HPLC analysis of biomolecules relies on different modes, such as reversed phase, size-exclusion, or ion exchange, to account for their numerous functional groups and multiple conformations. Regardless of the separation mode used, the key to accurate and reliable biomolecule separation lies in efficient column packing and consistent stationary phase particle chemistry.

REVERSED-PHASE BIOMOLECULE HPLC

In Reversed-phase HPLC (RP-HPLC), a sensitive and adaptable method is employed to separate and analyze proteins, protein fragments, and peptides. RP-HPLC utilizes a non-polar stationary phase along with a polar mobile phase. The retention of proteins and peptides on the stationary phase occurs through adsorption and partitioning principles. Hydrophobic regions of proteins temporarily bind to the stationary phase, and elution takes place by increasing the non-polar characteristics of the mobile phase. The resolution of this technique can be influenced by factors like pore size, particle size, column length, and the hydrocarbon chain attached to the stationary phase.

SIZE EXCLUSION CHROMATOGRAPHY (SEC)

Size exclusion chromatography (SEC) is a chromatographic technique that separates molecules based on their size, specifically their hydrodynamic radius. Unlike other modes, it does not rely on the interaction of the analyte with the stationary phase. Instead, the separation is achieved by allowing the analyte to flow randomly through the stationary phase particles. Higher molecular weight analytes are eluted earlier because they are either fully or partially excluded from the pores of the stationary phase particles. On the other hand, lower molecular weight analytes elute later as they take more time navigating through the intricate path within the particles.

SEC finds applications in characterizing monoclonal antibody (mAbs) aggregates and fragments, estimating unknown protein molecular weights, and determining protein formulation stability.
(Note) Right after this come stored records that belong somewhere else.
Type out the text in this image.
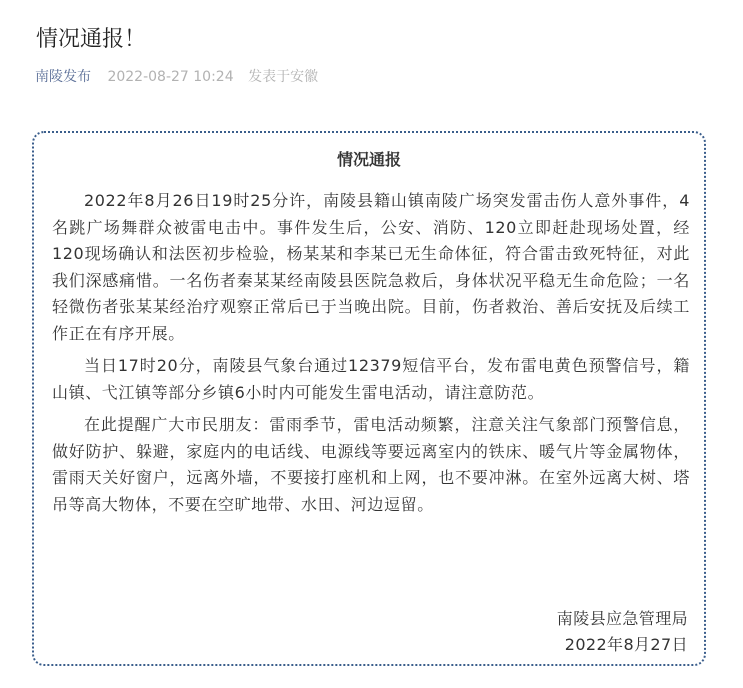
情况通报！
南陵发布 2022-08-27 10:24 发表于安徽
情况通报

2022年8月26日19时25分许，南陵县籍山镇南陵广场突发雷击伤人意外事件，4名跳广场舞群众被雷电击中。事件发生后，公安、消防、120立即赶赴现场处置，经120现场确认和法医初步检验，杨某某和李某已无生命体征，符合雷击致死特征，对此我们深感痛惜。一名伤者秦某某经南陵县医院急救后，身体状况平稳无生命危险；一名轻微伤者张某某经治疗观察正常后已于当晚出院。目前，伤者救治、善后安抚及后续工作正在有序开展。

当日17时20分，南陵县气象台通过12379短信平台，发布雷电黄色预警信号，籍山镇、弋江镇等部分乡镇6小时内可能发生雷电活动，请注意防范。

在此提醒广大市民朋友：雷雨季节，雷电活动频繁，注意关注气象部门预警信息，做好防护、躲避，家庭内的电话线、电源线等要远离室内的铁床、暖气片等金属物体，雷雨天关好窗户，远离外墙，不要接打座机和上网，也不要冲淋。在室外远离大树、塔吊等高大物体，不要在空旷地带、水田、河边逗留。

南陵县应急管理局
2022年8月27日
HYDROPHOBIC INTERACTION CHROMATOGRAPHY (HIC)

Hydrophobic interaction chromatography (HIC) is a chromatography technique that separates analytes based on the level of interaction between their hydrophobic components and hydrophobic ligands on the stationary phase. It is not commonly used for peptide separation due to peptides’ lower molecular weight and reduced tendency to fold.
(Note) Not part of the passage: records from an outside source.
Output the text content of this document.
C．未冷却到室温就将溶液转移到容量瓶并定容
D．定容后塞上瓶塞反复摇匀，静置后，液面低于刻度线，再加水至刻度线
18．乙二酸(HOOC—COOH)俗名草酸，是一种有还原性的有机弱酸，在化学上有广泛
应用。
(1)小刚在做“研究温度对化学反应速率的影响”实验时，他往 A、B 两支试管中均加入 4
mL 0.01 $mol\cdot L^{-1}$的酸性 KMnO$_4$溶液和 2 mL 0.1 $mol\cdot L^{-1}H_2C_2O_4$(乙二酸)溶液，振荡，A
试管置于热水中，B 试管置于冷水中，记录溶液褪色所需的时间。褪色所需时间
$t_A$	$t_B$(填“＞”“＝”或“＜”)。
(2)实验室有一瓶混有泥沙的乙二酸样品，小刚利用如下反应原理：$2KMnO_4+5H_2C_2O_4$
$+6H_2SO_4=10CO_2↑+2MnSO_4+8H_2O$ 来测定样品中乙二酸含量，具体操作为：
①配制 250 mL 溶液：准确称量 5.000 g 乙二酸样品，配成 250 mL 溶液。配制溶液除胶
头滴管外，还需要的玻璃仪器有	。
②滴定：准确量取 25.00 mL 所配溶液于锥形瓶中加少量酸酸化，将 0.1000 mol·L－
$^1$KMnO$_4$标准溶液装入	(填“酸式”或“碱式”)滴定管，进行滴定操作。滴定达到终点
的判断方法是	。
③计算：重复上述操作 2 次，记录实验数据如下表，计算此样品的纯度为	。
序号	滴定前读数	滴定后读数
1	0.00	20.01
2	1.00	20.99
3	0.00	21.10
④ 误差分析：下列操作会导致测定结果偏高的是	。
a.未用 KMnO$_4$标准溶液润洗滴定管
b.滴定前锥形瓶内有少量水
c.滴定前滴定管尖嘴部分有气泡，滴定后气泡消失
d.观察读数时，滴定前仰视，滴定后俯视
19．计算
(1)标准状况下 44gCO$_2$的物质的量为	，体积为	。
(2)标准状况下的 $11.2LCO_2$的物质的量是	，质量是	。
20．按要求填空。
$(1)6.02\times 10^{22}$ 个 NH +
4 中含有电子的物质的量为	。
In HIC, high salt concentrations can disrupt the hydration layers around proteins, allowing their hydrophobic surface regions to interact with the non-polar stationary phase. The choice of salt is determined by the Hofmeister series, which categorizes cations and anions based on their ability to either disrupt protein hydration layers (chaotropic) or promote protein hydration layer formation (kosmotropic). Commonly used salts include ammonium sulfate, potassium sulfate, and sodium sulfate.

Hydrophobic interaction chromatography is currently applied to determine the drug to antibody ratio (DAR) profile of antibody-drug conjugates (ADC).

ION EXCHANGE CHROMATOGRAPHY (IEX)

Ion exchange chromatography (IEX) is a chromatographic technique that separates analytes based on their charge. Proteins and peptides possess both acidic and basic functionalities, including aspartic acid, glutamic acid, cysteine, tyrosine, arginine, histidine, lysine, and terminal α-carboxylate or α-amine groups. IEX is particularly useful for detecting and resolving biotherapeutic charge variants, which may arise from mRNA transcript mistranslation or post-translational modifications like deamidation, oxidation, or glycosylation.

Choosing the appropriate IEX column relies on the analyte’s isoelectric point (pI). If the mobile phase pH is lower than the pI, the analyte will be positively charged and bind to a cation exchange column. Conversely, if the mobile phase pH is above the pI, the analyte will be negatively charged and bind to an anion exchange column.

AFFINITY CHROMATOGRAPHY

Affinity chromatography relies on a particular interaction between the analyte and the ligand on the stationary phase. The goal is to have only the analyte of interest bind to the stationary phase, while allowing other sample components to pass through the column. Subsequently, a second mobile phase is used to elute the analyte.

In the biopharmaceutical industry, Protein A chromatography is the most commonly used form of affinity chromatography. Protein A, a 42 kDa surface protein found in the cell wall of S. aureus, specifically binds to the heavy chain in the Fc region of IgGs, making it an excellent method to separate IgGs from other sample components. Typically, Protein A columns are created by immobilizing the protein on a porous, organic particle. However, a monolithic format for Protein A chromatography has also been developed, allowing for efficient high sample throughput at various flow rates.